Mohamed H. Behery & Tarek Ibrahim investigated the relationship between the relatively strong banking industries and the values of stakeholder systems and compared the international successful stock markets systems of US and the UK with successful stakeholder systems of Japan, Germany, and most of continental Europe. The authors designed two separate questionnaires for testing the issues of reliability and validity. The questionnaires were prepared and responses were collected from loan managers and finance directors of selected banks. From the analysis it was revealed that the business loans managers see corporate stakeholders’ role in both decision making and running firm’s operations as equally important. To the contrary the finance directors differentiate between and among corporate constituencies’ role in the process of decision making. It was further observed that banks’ support to shareholders interests is positively associated with banks profitability and liquidity, banks support to suppliers’ interest is positively associated with banks’ profitability, capital adequacy, and asset quality, banks’ support to the creditors’ interest is positively associated with bank’s liquidity, banks’ support to unions, suppliers, and government relations is positively associated with bank’s liquidity, and banks’ support to corporate employees and managers is positively associated with bank’s asset quality. The report summarized that that banks’ performance is positively associated with their orientations toward fulfilling corporate stakeholders’ interests.
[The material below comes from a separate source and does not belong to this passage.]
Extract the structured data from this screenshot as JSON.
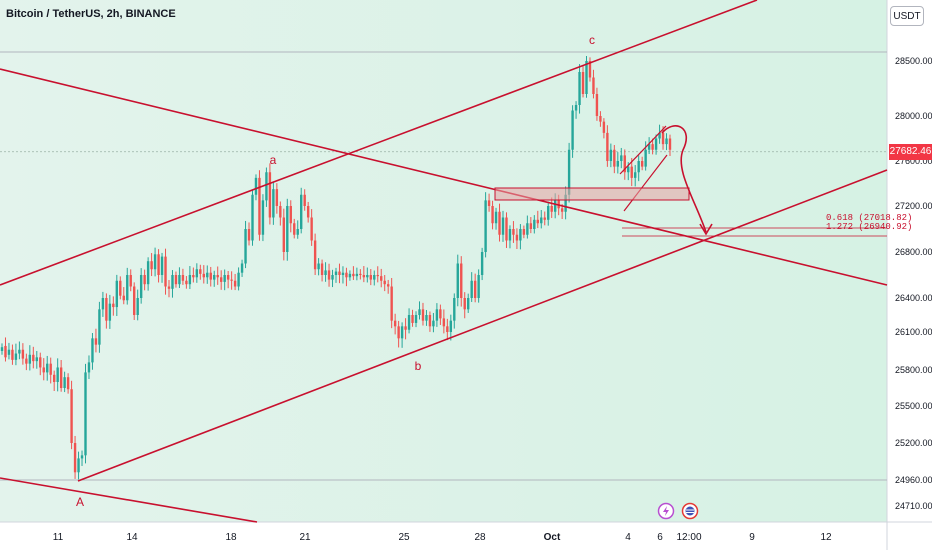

Shamsi S. Bawaneh examined how Jordan banking sector is affected by the Corporate Governance (CG) requirements released by Basle Committee on Banking Supervision (BCBS) and Organization for Economic Cooperation and Development (OECD). The authors highlighted that the organizational response to environmental change and the development in the use of control systems in accordance with organizational context and organizations and society are viewed as socially-constructed systems of reality. They used variety of methods in collecting evidence to get close to the subject and to see the bank’s social context from various perspectives, to gather more complete data on the issues and to generate a rich source of field data by utilizing the “data-triangulation” approach. Further many techniques were applied which includes interviews, participant observations, document analysis, archival records, and examination of newspaper reports. It was observed that corporate governance continues to gain attention and importance from parties concerned in the Jordan banking sector, because of many reasons like BCBS requirements, the financial crisis in some financial firms, as well as for the country as a whole. The government of Jordan involves in the banking activities by imposing restrictions, issuing specific regulations related to financial practices, and restructuring the banking system as a whole and this involvement may create unstable ground for future long-term planning for banks. It is concluded that the CBJ needs to advise banks not to take risks and to design an effective banking regulation and in order to design an effective banking regulation it is essential for the CBJ to have a clear picture of what are the benefits and what are the costs of regulation, and a good example of what happens if there is not a clear idea of the benefits and costs of regulation is the Basel agreements.

Alexandrina S.C. studied the corporate governance disclosure, analyzing possible influences over governance. He identified the possible associations between corporate governance features and the level of disclosure through annual reports in case of banking institutions listed at London Stock Exchange focusing on ownership concentration. His research was based on econometric analysis using statistical tools - correlations for identifying the relationships and regressions for assessing them. He interpreted that there is significant negative influences of ownership concentration on the level of disclosure and that the extent of disclosure is negatively associated with ownership concentration. He concluded that the higher the dispersion of shareholders, the higher the level of transparency.

Brahmbhatt et al. examined and compared corporate governance practices of private and public bank and to study the importance of governance parameters from investors and financial advisors perspective. The authors identified whether the banks follow and apply the different mandatory and non-mandatory parameters of corporate governance and analysed the significant differences in corporate governance mechanism and importance given to it by different company policies. They reported that major mandatory clauses are met with but non mandatory parameters are not integrated in the corporate system or either of the parameters are not disclosed in Annual Reports. It was further added that the possibility of enhancing the corporate governance capabilities through mandatory and non-mandatory governance norms leading to vigilant and transparent system and shifting major parameters of non-mandatory clauses to mandatory norm. 


In conclusion, corporate governance in banks is of utmost importance for ensuring that banks operate in an ethical and responsible manner. It helps to protect the interests of shareholders, employees, and other stakeholders, while also safeguarding the financial system as a whole. Banks that prioritize good corporate governance are more likely to succeed in the long term, while those that neglect it are likely to face legal and reputational risks. Overall, it is clear that strong corporate governance practices are essential for the health and stability of the banking sector, and must be taken seriously by all involved parties.